Ha voluto concedermi ancora tre mesi così, scemando piano l’interesse verso il seno materno.

Preferiva il mio latte (che tiravo e ho tirato per dieci mesi) nel biberon, non aveva particolare propensione per accoccolarsi nel mio grembo, le piaceva la libertà di tenersi il biberon, di scolarselo serena nelle braccia di suo padre, anche.

Non faceva preferenze, non è mai stata una gran mammona.

(E ora, tra l’altro, è una bimba estremamente indipendente).

Ho lottato per salvaguardare gli ultimi giorni, li volevo far proseguire ma attaccarla al seno sembrava quasi una violenza. Ho vissuto il distacco in maniera dolorosa. Non ero preparata. Avrei voluto allattarla oltre l’anno, oltre i due.

È stato un allattamento difficile. Un periodo della mia vita confuso, che ricordo con grandi macchie di dolore ma con immensa tenerezza.
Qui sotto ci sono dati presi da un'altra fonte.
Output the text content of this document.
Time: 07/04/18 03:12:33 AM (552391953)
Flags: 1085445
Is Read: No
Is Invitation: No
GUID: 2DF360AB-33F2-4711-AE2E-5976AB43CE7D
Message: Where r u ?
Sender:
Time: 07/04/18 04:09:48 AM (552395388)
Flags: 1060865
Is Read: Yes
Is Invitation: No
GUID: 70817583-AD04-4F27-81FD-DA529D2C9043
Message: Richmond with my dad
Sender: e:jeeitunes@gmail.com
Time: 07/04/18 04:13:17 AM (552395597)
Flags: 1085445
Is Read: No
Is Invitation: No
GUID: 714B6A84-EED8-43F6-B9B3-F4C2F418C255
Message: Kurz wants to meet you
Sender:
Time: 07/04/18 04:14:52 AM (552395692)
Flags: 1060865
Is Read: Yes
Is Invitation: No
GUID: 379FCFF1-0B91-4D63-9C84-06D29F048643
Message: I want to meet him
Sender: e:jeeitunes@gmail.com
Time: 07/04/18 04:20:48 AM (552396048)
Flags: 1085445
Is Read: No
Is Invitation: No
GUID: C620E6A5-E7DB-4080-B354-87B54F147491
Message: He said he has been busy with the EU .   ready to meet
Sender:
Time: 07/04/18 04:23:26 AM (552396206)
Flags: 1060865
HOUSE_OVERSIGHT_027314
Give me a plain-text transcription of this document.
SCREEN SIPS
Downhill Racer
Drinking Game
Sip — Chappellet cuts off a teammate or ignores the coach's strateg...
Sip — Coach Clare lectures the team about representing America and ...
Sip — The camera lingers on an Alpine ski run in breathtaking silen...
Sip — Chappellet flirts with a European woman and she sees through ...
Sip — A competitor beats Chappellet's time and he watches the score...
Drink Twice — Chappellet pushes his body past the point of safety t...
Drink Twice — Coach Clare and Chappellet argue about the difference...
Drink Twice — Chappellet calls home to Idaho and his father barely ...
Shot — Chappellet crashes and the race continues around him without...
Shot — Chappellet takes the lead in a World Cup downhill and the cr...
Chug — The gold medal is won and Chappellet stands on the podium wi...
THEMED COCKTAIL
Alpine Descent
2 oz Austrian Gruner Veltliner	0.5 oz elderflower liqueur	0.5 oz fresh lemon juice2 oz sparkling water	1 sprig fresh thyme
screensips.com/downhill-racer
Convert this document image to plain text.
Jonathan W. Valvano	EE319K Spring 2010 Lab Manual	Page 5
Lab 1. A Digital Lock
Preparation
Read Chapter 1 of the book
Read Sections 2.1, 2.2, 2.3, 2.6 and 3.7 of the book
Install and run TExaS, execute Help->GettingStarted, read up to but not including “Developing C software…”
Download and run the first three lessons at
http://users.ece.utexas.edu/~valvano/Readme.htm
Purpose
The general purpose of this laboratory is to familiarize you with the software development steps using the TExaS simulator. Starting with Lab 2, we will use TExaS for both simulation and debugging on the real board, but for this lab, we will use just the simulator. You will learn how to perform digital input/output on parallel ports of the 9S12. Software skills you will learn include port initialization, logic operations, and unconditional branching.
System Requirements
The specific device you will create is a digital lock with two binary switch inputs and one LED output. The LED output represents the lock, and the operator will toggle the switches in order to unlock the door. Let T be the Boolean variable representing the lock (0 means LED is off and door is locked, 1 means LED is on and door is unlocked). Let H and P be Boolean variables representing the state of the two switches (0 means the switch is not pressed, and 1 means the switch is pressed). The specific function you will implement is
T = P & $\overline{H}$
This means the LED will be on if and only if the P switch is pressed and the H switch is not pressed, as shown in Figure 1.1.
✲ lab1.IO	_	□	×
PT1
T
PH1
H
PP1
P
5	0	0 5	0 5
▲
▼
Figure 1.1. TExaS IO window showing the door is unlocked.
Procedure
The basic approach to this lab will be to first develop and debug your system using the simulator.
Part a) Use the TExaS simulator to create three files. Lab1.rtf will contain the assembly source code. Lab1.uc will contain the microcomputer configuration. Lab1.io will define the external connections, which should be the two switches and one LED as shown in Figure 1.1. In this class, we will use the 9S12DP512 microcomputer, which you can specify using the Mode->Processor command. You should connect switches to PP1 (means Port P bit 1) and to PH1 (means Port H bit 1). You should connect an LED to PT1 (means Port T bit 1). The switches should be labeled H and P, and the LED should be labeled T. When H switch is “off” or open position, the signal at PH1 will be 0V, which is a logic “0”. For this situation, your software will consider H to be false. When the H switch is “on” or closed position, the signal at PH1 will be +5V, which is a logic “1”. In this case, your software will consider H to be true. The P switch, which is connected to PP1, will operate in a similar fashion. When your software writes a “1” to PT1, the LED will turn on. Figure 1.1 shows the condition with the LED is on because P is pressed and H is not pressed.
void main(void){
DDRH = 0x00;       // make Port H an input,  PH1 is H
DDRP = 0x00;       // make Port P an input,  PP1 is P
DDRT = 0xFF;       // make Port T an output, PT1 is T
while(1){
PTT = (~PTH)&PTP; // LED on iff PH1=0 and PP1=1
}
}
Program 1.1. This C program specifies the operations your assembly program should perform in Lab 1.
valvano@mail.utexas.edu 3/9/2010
L’allattamento dà sensazioni inspiegabili. Allattare è come vivere due volte, è come essere forti il doppio, è come essere invincibili.

Senti il latte che scende nella bocca del tuo bambino e quasi ti sembra di acquisire potenza, perché sai che stai sfamando la vita che hai creato, la stai facendo crescere, lui si ciba di te, in qualche modo.

Conservo foto di quel periodo per riguardarmele e cadere nella tenerezza obbligata che provi quando vedi degli occhi splendidi che ti guardano a dieci centimetri dal viso, immersi nella pelle morbida della tua scollatura. Ricordo ancora il profumo di latte sui vestiti, le maglie impregnate di odore materno, che annusavo con fare animale, che le mettevo vicino, nel letto.

L’amore si misura molto anche nell’allattamento. Daresti la vita per tuo figlio e io avrei dato qualsiasi cosa di me, anche una menomazione. La mia ferita ci ha impiegato mesi a guarire, ho dovuto poi cedere a un antibiotico, quando ormai stava per terminare l’allattamento, perché non si riusciva a far chiudere il taglio.

Eppure, quando guardo quella piccola cicatrice bianca che mi è rimasta sulla pelle rosa, io rivedo la bocca di Luna, gli occhi di Luna, il tepore e il profumo, la dolcezza e l’amore immenso. Non vedo il dolore.

Vedo la vita che mi è cresciuta sotto gli occhi.

N.B. Non voglio assolutamente far sentire a disagio le mamme che non hanno allattato, per scelta o per qualche problema. È solo il mio punto di vista, la mia esperienza.

Per poter dire, anche a chi sta vivendo questi problemi, che insistere vale la pena.